A word, if I may, about the tent: I’m pretty sure it’s a sin to have buildings built this way. Probably because there was some witchcraft involved. This “tent” was an inside made out of OUTSIDES! It was just the space between a bunch of buildings, that had been roofed over. There was a tree in the bathroom?! I can’t even imagine what tzuris they have getting Shabbos taken care of down there: where’s the public space end and the private space begin?
That’s also often how I feel about tiyyul, and talent shows: when are they like Vegas, and when are they like Poppop’s last cruise to Malta? When am I expected to keep every experience a secret only for those of us involved, and when can I share? I was asked to share, and I tried to figure out a way to share. But I couldn’t really. It was too snarky, too mean. And I loved every thing of it. It was unholy to dismantle our talent show.
[It’s important to know that the people who owned the tent had a spinning class for 5 hours while we had a talent show, prayed, and ate dinner. They may have been powering our electricity? I hope so. We used and needed a lot. Thank goodness for women in spinning classes.]
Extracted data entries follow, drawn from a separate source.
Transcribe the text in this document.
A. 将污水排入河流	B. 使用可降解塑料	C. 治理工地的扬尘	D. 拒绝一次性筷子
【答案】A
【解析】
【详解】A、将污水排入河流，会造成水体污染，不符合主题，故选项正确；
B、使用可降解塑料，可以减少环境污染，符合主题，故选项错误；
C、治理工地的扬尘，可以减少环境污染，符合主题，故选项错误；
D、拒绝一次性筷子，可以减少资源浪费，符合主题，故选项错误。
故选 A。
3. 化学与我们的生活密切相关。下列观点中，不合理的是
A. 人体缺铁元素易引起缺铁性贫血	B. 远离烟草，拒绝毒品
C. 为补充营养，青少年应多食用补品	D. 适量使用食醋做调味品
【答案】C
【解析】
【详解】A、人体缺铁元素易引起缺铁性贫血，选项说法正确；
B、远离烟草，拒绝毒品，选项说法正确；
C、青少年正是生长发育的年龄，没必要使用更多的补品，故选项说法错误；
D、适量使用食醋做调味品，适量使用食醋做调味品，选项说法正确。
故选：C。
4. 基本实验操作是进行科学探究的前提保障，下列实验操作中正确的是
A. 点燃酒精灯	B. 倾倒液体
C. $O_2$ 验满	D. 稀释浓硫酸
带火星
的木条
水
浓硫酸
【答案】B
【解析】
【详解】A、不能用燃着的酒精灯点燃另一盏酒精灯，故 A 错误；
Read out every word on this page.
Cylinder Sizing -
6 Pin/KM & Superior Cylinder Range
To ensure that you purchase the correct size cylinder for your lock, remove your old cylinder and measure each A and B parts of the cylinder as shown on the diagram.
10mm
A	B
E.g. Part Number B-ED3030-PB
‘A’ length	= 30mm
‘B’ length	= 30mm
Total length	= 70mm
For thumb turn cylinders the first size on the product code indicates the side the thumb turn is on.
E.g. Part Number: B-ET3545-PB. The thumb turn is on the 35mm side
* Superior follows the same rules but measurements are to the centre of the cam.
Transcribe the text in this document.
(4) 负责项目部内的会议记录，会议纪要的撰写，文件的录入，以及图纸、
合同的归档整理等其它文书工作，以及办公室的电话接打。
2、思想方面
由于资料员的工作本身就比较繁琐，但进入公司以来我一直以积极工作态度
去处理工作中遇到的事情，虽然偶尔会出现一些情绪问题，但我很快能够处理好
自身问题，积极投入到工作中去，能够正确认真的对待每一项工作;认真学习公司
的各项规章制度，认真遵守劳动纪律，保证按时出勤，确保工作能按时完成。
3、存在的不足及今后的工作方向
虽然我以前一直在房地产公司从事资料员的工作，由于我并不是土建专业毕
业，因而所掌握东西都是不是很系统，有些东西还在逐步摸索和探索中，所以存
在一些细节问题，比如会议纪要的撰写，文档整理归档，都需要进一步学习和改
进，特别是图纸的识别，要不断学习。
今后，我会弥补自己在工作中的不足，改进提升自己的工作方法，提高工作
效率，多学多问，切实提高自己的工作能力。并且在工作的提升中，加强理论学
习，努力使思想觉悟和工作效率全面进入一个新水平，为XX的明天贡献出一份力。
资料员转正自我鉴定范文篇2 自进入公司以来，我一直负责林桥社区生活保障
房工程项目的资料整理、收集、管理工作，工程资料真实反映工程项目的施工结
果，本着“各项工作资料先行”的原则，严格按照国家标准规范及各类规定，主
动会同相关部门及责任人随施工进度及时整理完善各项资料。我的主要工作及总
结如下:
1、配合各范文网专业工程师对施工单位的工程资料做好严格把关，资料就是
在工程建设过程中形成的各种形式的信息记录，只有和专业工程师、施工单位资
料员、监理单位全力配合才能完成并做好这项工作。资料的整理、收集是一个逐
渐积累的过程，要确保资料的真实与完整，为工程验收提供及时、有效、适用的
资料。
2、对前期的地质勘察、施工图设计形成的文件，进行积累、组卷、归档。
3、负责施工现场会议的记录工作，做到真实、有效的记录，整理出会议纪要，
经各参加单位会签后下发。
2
Pardes has a lot of stand out talent. We have gymnasts and musicians, and egg-blowers and musicians, and hucksters and musicians. Lots of songs. I enjoyed almost all of the show, it was pretty rapturous. But I loved two more than the others.
Derek Kwait gave us the most amazing feat of memory, that I still haven’t tried to fact check–he listed each president, plus their political party, plus their state or territory or colony of origin. Plus middle names. That’s a lot of plus. And the whole list felt right, and if that isn’t a parable then I don’t know what is.
Joseph Shamash, on the other hand, presented a feat of bellybutton packing. I mean this literally. He, with lovely assistant Dustin, packed as many small desert rocks as possible into his absurdly deep bellybutton. Final tally? 10. Quite a success.
Most of this write up may have been silly. I’m ok with that. It was a silly talent show. But it was a good one. I have the utmost respect for my peers–for performing, and for creating a safe space in which to perform.
Two weeks later, post one almost-war, I’m proud that we carried it back with us from our tiyyul.